Il préconise une série de mesures ambitieuses : augmentation du budget militaire, vote d’une loi de programmation, recentrage de l’armée sur ses fonctions régaliennes. « Les forces armées doivent se concentrer sur l’opérationnel, pas sur des missions sociales ou de prestige », souligne El Hadji Ibrahima Sall. Il appelle aussi à une montée en puissance du renseignement, y compris en impliquant les citoyens à travers une réserve civile, à l’image de ce qui se fait en Ukraine.
Plus audacieux encore, il exhorte les autorités à appliquer l’article de la Constitution qui prévoit le service militaire obligatoire. Selon lui, il s’agirait non seulement d’un outil de défense, mais aussi de formation civique pour une jeunesse en mal de repères. « Il faut former une génération patriote, disciplinée et préparée aux défis de notre temps », avance-t-il.
Sur le plan diplomatique, il rejette les tendances au repli souverainiste. « Le souverainisme d’adolescence, c’est de rompre avec ses alliés en pleine tempête », fustige-t-il. Plaidant pour des partenariats stratégiques intelligents, il cite la coopération avec la France dans le domaine du renseignement comme un levier à préserver.

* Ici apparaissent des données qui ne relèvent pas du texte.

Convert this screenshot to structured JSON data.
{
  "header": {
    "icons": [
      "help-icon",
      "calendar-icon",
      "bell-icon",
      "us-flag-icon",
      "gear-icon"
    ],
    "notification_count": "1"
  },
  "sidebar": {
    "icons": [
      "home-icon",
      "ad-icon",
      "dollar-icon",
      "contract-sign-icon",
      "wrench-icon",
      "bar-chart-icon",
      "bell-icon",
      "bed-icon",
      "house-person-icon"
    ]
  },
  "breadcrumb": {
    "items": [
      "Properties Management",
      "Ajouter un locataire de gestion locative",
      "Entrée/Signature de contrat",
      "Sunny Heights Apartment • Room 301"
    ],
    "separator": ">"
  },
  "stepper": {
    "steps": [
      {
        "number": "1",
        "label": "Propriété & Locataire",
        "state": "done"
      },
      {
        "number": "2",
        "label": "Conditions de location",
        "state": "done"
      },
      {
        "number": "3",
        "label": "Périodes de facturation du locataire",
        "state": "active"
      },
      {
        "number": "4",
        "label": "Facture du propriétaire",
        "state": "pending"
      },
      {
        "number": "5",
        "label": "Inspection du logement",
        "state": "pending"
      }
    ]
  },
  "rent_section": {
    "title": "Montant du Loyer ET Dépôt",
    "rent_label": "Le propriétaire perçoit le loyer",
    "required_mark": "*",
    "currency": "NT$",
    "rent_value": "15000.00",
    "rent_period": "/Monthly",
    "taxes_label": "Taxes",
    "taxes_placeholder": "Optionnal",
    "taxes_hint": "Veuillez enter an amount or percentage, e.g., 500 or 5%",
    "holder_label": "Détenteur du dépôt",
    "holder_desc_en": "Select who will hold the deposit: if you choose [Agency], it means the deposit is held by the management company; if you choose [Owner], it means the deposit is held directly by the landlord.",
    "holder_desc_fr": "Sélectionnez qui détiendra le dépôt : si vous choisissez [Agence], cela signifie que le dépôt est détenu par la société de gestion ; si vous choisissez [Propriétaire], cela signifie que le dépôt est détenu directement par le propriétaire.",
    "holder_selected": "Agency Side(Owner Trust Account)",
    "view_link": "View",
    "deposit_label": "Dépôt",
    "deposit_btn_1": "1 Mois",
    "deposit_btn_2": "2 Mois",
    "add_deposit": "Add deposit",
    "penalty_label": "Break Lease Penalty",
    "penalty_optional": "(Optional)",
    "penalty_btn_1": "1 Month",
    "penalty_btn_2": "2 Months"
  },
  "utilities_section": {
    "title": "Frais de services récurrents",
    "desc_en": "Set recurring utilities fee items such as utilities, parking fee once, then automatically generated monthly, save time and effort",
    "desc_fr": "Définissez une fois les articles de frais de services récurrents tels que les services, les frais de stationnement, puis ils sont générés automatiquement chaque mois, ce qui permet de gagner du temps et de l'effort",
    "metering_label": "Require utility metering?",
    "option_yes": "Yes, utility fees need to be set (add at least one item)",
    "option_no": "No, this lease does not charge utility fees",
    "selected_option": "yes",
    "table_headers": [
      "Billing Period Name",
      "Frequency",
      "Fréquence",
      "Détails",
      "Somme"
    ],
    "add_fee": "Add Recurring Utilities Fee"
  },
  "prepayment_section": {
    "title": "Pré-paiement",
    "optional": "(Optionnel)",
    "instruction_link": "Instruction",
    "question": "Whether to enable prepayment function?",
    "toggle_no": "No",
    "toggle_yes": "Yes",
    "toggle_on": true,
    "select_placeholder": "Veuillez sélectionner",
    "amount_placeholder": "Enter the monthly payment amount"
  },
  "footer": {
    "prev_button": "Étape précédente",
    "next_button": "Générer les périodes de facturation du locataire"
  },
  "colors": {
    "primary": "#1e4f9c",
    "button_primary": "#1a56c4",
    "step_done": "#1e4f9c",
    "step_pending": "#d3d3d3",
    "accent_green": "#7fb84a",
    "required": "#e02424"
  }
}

L’aveuglement des politiques publiques
En matière de conditions de vie, Ibrahima Sall ne mâche pas ses mots. Il dénonce une gouvernance aveugle, incapable de piloter efficacement faute de données fiables. « On prend des décisions sans indicateurs, sans observatoires, sans connaissance réelle du terrain », dit-il. Selon lui, cette absence de pilotage statistique empêche toute réforme efficace sur le pouvoir d’achat.
Il propose la création d’un Observatoire du niveau de vie, capable de suivre finement les conditions réelles des populations selon les zones géographiques, les types de ménages, ou encore les niveaux de consommation. Objectif : sortir des slogans pour agir avec des instruments adaptés.
Autre angle d’attaque : la régulation des grands monopoles de service public. Sénélec, SDE, Orange, pour ne citer qu’eux, pratiqueraient des tarifs opaques, sans réel contrôle sur les coûts. Pour Sall, ces pratiques alimentent la précarité et l’injustice sociale. Il appelle à des audits publics, une transparence tarifaire et une vraie lutte contre l’enrichissement illicite.
Il revient également sur la question foncière, devenue explosive. La spéculation urbaine, facilitée par des lois biaisées, protège les élites au détriment du bien commun. Il s’appuie sur les récents rapports de la Cour des Comptes, notamment les scandales fonciers, qu’il qualifie de « partie émergée de l’iceberg ». Pour lui, seule une réforme foncière profonde et une fiscalité équitable permettront de libérer le foncier pour le développement.
Un plan de salut national, entre courage et exigence
Derrière ce tableau sombre, El Hadji Ibrahima Sall esquisse une stratégie de redressement national. Elle repose sur trois piliers : restaurer la confiance à travers une gouvernance transparente ; militariser la nation dans un cadre républicain face aux menaces sécuritaires ; rationaliser l’économie avec des données fiables et une régulation efficace des secteurs stratégiques.
Sa conclusion est sans ambiguïté. « La politique doit reculer, l’armée et l’expertise doivent avancer », plaide-t-il. Une formule choc qui résume son appel à la rigueur, à la compétence, et à la responsabilité. À rebours des discours populistes ou démagogiques, l’ancien ministre invite les dirigeants à affronter les défis structurels avec lucidité et fermeté.
À travers cette prise de parole rare, El Hadji Ibrahima Sall se positionne non comme un nostalgique du pouvoir, mais comme un veilleur républicain, qui alerte, propose, et pousse à l’action. Reste à savoir si sa voix sera entendue et surtout, si les décideurs auront le courage politique d’appliquer ces orientations.